For the first time, researchers have been able to produce a sheep embryo that has a small amount of human genetic code. The scientific breakthrough was announced at the American Association for the Advancement of Science meeting in Texas this week. This could be very important for future medical technologies as researchers hope one day to grow human body parts for organ donation from genetically engineered animals.
“Even today the best-matched organs, except if they come from identical twins, don’t last very long because with time the immune system continuously is attacking them,” said Dr Pablo Ross from the University of California, Davis, who is part of the team working towards growing human organs in other species, in a media briefing reported by the Guardian.
To be exceedingly clear, the embryos weren’t half human/half sheep, they were not created on a whim and without regulation, and were all actually destroyed within four weeks of their creation.
The team inserted adult human stem cells inside an early-stage sheep embryo, and they followed its development over 28 days. “About one in 10,000 cells in these sheep embryos are human,” explained Ross.
While this ratio is a tiny 0.01 percent, it is much higher than scientists have previously been able to achieve for pig-human chimeras. That was closer to one human cell in every 100,000 pig cells. Sheep and pigs are used because their organs are roughly the right size to be transplanted into humans. But to actually develop an organ, the embryos would need to have about 1 percent of human cells, so we're still a while off.
There have been ethical concerns about this threshold. Some people worry that by humanizing the cellular composition of animals it could be possible to create a human-faced pig or a sheep with a human mind. The team has shown that they are capable of focusing the human cells to be able to construct specific organs.

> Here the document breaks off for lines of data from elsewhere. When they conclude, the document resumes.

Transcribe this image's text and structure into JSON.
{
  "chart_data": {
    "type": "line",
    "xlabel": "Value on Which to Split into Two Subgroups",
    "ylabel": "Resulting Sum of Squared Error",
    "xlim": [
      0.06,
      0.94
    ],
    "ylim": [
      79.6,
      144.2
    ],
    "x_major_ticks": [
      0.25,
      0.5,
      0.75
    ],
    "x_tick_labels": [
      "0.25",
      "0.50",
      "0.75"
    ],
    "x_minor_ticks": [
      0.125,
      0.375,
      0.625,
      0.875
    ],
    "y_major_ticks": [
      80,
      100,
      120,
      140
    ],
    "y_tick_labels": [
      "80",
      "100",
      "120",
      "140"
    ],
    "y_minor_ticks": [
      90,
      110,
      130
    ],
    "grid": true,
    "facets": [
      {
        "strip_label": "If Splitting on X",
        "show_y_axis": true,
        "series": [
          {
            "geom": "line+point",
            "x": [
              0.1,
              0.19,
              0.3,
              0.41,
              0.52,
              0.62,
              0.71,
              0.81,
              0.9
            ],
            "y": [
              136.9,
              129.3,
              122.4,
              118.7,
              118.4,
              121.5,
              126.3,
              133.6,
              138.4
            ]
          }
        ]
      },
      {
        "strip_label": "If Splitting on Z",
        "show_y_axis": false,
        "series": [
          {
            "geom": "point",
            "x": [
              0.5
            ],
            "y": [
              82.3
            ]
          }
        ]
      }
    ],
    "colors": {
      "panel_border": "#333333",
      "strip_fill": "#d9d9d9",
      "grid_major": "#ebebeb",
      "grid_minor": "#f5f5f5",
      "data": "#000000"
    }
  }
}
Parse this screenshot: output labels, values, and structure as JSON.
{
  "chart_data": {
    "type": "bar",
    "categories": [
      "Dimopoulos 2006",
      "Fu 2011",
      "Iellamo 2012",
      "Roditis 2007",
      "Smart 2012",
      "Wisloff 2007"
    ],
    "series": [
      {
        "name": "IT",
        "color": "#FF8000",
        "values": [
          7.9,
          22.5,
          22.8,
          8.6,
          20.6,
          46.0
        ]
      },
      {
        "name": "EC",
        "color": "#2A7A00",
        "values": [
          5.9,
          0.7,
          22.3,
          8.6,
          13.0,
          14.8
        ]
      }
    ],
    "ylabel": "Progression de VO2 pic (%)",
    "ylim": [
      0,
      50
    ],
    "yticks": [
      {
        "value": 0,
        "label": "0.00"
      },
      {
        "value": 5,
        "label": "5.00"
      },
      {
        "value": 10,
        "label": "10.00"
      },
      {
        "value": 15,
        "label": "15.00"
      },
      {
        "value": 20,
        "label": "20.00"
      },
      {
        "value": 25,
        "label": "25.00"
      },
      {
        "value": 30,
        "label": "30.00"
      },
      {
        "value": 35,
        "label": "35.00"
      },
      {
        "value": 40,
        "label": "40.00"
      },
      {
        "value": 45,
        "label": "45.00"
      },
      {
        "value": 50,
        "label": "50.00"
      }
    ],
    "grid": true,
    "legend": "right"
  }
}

“We have published several papers showing we can target the region, so we can avoid human cells differentiating into the human brain or human gonads,” Dr Hiro Nakauchi of Stanford University, who is also part of the team.
The road to having animals as potential organ donors is still extremely long and the challenges are not easy to overcome. For research alone, the team is planning on requesting permission to keep the embryos for longer than the current threshold of 28 days, but that’s not in any way a certainty that their approach could actually lead to a viable transplant solution.
That said, it’s important to keep working at it. In the United States alone, 117,000 people are currently on an organ donor waiting list and 22 people die each day waiting for a transplant.